This morning I attended a breakfast sponsored by the Two Percent Club at the Denver Country Club.  The Two Percent Club is an organization actively promoting business involvement in the community.  Their website states: “The member companies of the 2% Club consist of a wide range of industry representation and include every size of business, from sole proprietors to the largest employers. They have supported hundreds of Denver nonprofits with donations, employee volunteers, in-kind support and pro bono services. These leaders encourage and demonstrate business involvement in the community through their support of philanthropic efforts within their own companies, through their own personal commitment and through their leadership and encouragement of others.  We encourage you to get involved—-it’s just good business.”

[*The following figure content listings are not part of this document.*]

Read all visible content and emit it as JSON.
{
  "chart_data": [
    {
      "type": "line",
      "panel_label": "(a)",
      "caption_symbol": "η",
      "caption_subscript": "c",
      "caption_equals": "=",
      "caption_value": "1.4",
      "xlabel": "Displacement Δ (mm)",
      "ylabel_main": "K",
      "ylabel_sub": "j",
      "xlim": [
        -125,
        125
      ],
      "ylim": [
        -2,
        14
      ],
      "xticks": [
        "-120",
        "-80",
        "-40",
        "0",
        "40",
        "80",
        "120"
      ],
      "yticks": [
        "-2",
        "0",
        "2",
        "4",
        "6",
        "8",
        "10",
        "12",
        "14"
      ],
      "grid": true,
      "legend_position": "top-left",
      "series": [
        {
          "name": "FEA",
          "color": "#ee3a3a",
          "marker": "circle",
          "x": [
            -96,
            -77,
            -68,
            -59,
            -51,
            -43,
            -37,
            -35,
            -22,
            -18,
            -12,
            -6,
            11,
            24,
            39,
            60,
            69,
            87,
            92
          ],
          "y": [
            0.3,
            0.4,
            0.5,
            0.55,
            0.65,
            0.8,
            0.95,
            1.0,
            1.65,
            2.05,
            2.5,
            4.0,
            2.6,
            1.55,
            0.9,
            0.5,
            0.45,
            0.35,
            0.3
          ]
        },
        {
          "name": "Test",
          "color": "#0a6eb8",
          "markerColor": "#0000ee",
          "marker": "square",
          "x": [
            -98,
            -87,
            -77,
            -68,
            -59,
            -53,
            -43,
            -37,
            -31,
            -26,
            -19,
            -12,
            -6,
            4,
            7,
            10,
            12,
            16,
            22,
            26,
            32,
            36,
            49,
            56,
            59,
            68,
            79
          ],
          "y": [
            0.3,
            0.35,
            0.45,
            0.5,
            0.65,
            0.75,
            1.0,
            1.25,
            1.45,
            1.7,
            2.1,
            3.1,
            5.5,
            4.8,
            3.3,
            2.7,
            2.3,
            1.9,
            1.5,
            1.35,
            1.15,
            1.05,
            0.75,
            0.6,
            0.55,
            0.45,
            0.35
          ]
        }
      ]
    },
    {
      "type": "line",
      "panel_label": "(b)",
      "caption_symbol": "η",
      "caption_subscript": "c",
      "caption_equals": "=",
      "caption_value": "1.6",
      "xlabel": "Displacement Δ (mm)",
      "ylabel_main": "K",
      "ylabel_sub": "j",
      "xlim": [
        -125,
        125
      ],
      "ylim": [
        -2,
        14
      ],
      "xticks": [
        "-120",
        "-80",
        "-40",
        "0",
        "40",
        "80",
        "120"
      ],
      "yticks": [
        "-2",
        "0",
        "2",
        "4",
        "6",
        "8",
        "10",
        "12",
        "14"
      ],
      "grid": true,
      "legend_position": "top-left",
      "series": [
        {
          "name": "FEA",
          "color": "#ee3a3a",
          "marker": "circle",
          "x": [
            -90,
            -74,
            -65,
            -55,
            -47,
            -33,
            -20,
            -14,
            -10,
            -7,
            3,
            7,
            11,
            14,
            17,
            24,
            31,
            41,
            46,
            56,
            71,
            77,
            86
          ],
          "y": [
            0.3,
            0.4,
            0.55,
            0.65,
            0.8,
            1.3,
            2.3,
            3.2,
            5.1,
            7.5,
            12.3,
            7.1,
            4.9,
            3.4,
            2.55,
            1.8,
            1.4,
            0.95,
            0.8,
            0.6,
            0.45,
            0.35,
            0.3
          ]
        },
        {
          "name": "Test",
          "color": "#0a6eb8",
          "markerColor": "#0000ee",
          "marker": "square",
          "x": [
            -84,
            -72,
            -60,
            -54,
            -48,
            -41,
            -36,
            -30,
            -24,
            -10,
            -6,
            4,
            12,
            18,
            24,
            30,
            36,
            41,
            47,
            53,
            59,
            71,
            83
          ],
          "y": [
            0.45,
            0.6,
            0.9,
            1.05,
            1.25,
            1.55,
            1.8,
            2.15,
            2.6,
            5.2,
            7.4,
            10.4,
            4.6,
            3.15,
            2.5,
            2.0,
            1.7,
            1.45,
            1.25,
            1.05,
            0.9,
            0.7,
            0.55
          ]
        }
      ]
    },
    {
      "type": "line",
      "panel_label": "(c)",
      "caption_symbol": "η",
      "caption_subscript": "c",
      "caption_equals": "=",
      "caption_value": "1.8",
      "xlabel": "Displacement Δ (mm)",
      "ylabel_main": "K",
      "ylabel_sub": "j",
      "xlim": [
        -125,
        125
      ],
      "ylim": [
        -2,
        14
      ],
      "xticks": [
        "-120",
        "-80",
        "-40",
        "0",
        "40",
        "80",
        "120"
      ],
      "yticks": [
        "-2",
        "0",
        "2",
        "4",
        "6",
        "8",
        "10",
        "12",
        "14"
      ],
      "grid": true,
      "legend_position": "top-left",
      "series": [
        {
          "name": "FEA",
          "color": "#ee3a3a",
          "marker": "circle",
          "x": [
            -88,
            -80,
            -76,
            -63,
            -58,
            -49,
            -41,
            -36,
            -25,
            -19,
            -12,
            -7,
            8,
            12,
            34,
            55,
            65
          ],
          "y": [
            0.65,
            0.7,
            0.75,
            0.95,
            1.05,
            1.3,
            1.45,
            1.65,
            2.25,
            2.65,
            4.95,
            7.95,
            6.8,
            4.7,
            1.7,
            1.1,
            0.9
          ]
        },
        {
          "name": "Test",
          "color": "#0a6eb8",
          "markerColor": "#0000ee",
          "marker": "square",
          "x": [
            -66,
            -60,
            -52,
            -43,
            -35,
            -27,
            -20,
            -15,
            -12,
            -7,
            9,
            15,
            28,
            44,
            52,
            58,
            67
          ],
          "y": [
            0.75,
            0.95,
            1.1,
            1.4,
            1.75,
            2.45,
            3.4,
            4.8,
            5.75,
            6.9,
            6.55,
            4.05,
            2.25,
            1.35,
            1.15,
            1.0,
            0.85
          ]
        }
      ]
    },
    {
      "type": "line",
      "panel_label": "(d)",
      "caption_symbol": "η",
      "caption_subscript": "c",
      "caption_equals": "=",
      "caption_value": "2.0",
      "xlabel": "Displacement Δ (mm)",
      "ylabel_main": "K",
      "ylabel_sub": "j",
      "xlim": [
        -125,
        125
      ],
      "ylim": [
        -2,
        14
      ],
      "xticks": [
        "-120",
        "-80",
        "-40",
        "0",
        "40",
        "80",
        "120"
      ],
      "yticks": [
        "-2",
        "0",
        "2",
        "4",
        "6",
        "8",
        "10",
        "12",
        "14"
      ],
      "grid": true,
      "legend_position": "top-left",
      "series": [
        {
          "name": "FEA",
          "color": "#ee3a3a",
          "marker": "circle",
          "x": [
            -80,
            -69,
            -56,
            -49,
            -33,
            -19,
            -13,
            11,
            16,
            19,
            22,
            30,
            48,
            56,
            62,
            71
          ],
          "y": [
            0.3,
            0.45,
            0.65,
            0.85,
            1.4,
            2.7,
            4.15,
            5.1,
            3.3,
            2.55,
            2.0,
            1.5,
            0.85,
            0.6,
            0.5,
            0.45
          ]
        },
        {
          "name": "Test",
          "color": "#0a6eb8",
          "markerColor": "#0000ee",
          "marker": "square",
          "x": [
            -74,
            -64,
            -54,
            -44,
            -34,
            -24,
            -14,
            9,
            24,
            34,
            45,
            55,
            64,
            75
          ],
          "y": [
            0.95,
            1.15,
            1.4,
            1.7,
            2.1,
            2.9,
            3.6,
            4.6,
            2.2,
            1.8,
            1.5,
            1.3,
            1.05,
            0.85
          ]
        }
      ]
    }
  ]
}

While we ate our breakfast, each of the six round tables discussed 11 questions concerning community involvement.  They were great questions – I suggest you take a minute and think about the answers to them from your own perspective.

  1. Have you arm twisted your vendors or suppliers to get them involved in the community?  How did that work for you?
  2. Are government projects and iniatives appropriately steering resources to causes or are they taking funds away from other community groups and causes?
  3. Has your company tied your community efforts back to business goals?  If so, how?  Any cause related marketing projects?
  4. How do you find time for community efforts – for yourself or your company/employees?
  5. What impact is the economic situation having on your giving now or in the future?  What about the overall impact on the nonprofits and the community?
  6. Is it OK to self-promote your community efforts, or is that being disingenuous?
  7. Do you measure your community efforts?  If so, how?
  8. Are your employees involved?  What impact does that have on morale/productivity?
  9. Is it good to have a narrow communtiy focus or more of a broad-based focus?
  10. Is it appropriate for nonprofits to be invovled in political issues?
  11. Black-tie dinners-enough?  Or bring ’em on?  Alternatives?

The keynote speaker for the event was Peter Coors.  Peter currently is Vice-Chairman of the Board of the Molson Coors Brewing Company.  He previously served as Chairman of the Board of Adolph Coors Company since 2002, and was Chief Executive Officer from May 2000 to July 2002. Peter talked about the unique philosophy we have in the United States concerning citizen (and business) involvement in philanthropy as compared to many other countries where the government is expected to provide all needed servcies in communities.  He talked about business philanthropy being not an obligation for companies as no one is making us do it – rather he feels it is the right thing to do and makes good business sense.  People want to do business with people they think care.

Peter highlighted eight things for companies to remember when engaged in community involvement.

  1. Keep your corporate hat on when working with nonprofits – bring business thinking to addressing community issues.
  2. Encourage nonprofits to measure their results and business can help with that.
  3. Help nonprofits measure their effectiveness using both quantitative approaches while also focusing on the harder to measure feel good factor.
  4. Offer in-kind resources
  5. Encourage employees and their families to get involved in community projects.  Encourage them to have the same giving philosophy as the business’ leaders.
  6. Effectively use your business leverage to make things happen.
  7. Be creative, shake up the status quo and look at things differently especially during tough economic times when dollars available have diminished – right now by 40%!!
  8. Never doubt the Power of One!  Adopt one school, mentor one child, help one neighborhood.  One person or one business – can make a difference.

It great to have been invited to participate in this event and meet leading local business people who are so committed to supporting their local communities.  The Two Percent Club has a new website and is now actively looking to engage even more businesses as part of its membership.  I am glad to be a member!